We can also visualize vertical cross sections of the soil. Make it as an exercise if you want.

##### Temporal analyses

In [None]:
def plot_2dtime(var):
    nc_f = '../examples/1-EBI/results/stat2D.nc'
    nc_fid = Dataset(nc_f, 'r')
    data = nc_fid.variables[var][:]
    if (var=='moisture_mean'):
        vmin=0.2
        vmax=0.45
        cmap=plt.cm.Spectral
    else:
        vmin=-2.0
        vmax=0.0
        cmap=plt.cm.jet_r
        
    fig, ax = plt.subplots(figsize=(18,3))
    im = ax.imshow(data.T/len(data), 
                   interpolation='bilinear', 
                   vmax=vmax, vmin=vmin,
                   aspect='auto',
                   cmap=cmap)
    fig.colorbar(im,ax=ax)

In [None]:
var_data = ['moisture_mean','pressure_mean']

In [None]:
interact(plot_2dtime, var=var_data);

In [None]:
def plot_1doutput(var_name,proc):
    nc_fid = Dataset('../examples/1-EBI/results/proc'+str(proc)+'_mlcan_1d.nc', 'r')
    var = nc_fid.variables[var_name][:]
    
    # Plotting data
    fig, ax = plt.subplots(figsize=(10,6))
    ax.plot(var)
    ax.set_ylabel(var_name)
    ax.set_xlabel('Time')    
    ax.set_title('MLCan - Proc ' + str(proc))    
    
    # Want to make it interactive with Bokeh, uncomment line below
    bokeh.plotting.show(bokeh.mpl.to_bokeh())

In [None]:
var1Doutput = ['An_can', 'LE_can', 'H_can', 'TR_can', 'Rnrad_can']

In [None]:
# Plot data in interactive mode
interact(plot_1doutput, var_name=var1Doutput, proc=(0,15,1))

### 3.2 Asking questions
Now, we have understood how Dhara model work. Let's use it as a tool to ask and explore some interesting scientific questions.
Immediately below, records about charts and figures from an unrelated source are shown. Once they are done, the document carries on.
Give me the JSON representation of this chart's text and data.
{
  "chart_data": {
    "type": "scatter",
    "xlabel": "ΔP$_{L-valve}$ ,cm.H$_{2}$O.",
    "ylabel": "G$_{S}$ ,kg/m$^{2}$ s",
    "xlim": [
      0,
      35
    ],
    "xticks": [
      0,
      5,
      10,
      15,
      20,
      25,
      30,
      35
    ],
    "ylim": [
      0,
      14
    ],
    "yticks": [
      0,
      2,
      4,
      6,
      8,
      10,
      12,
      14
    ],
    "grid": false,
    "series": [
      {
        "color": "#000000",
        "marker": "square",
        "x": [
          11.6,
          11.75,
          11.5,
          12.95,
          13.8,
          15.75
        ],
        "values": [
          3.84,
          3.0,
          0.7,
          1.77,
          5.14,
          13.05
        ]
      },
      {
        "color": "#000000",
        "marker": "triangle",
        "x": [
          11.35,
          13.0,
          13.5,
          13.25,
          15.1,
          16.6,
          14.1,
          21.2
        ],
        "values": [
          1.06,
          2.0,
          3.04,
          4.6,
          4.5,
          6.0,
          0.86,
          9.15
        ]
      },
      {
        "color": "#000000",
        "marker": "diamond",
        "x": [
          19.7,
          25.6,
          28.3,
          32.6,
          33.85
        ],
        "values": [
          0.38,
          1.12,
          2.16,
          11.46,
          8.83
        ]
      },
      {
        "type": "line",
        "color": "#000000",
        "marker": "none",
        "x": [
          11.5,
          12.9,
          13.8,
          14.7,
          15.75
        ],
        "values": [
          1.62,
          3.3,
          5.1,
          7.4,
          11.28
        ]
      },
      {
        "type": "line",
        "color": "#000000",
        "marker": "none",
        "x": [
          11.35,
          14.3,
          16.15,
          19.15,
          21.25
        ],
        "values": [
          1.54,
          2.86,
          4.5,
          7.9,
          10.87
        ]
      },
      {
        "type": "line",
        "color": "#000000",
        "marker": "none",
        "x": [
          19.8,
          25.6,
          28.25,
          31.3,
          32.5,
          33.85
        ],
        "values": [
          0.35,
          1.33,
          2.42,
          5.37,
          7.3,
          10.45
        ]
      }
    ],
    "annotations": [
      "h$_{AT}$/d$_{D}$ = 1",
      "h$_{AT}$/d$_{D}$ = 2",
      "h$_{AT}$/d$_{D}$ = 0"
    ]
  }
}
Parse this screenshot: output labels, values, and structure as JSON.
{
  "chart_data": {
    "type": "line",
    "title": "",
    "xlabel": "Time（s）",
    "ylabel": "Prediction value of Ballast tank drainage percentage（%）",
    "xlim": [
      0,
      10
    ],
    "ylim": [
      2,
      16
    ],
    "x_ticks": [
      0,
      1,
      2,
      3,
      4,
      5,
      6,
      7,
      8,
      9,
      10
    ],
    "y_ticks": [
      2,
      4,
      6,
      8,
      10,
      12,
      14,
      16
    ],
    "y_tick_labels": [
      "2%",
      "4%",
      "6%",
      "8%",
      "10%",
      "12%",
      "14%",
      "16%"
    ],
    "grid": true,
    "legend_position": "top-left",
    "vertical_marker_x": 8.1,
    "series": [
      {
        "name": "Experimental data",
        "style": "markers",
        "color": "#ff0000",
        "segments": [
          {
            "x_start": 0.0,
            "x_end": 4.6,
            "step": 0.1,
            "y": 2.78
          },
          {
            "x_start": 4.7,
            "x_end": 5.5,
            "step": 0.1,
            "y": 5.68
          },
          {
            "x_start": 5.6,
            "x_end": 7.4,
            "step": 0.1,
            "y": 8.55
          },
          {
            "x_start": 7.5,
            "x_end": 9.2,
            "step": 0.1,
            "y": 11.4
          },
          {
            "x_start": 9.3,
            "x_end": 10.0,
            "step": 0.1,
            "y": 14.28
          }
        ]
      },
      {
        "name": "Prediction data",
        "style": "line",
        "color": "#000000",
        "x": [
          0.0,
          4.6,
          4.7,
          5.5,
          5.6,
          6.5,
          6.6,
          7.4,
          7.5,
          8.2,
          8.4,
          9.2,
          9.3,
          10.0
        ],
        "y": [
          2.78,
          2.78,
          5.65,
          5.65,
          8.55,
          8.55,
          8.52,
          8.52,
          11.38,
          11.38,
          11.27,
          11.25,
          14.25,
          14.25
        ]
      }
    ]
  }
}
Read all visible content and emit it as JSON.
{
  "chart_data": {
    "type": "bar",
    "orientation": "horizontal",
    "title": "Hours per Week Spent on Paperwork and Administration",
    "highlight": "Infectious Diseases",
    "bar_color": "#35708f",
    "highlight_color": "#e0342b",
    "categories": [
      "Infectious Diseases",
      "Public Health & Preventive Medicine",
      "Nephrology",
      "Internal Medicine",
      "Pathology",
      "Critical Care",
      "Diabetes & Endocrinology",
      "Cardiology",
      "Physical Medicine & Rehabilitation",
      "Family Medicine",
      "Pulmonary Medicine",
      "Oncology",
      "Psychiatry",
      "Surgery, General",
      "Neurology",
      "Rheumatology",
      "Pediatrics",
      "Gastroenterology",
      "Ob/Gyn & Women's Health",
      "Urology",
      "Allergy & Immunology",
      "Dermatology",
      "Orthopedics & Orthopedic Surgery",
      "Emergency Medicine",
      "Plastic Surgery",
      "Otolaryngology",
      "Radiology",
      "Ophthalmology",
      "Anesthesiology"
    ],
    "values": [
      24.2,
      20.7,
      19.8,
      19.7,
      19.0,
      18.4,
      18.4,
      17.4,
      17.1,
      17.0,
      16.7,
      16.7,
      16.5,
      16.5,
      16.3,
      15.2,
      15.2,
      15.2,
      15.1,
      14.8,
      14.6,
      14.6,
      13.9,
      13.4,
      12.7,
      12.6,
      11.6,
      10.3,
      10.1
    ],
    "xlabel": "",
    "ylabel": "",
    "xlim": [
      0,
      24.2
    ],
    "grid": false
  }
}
For instance:
* What are the impacts of elevated CO<sub>2</sub> on ecohydrologic dynamics? 
* What are the impacts of air temperature increase on evapotranspiration and soil moisture dynamics?
* What are their simultaneous impacts on ecohydrology?

### 3.3 Bring your research questions

It is also important to use Dhara as a framework to study questions related to your research.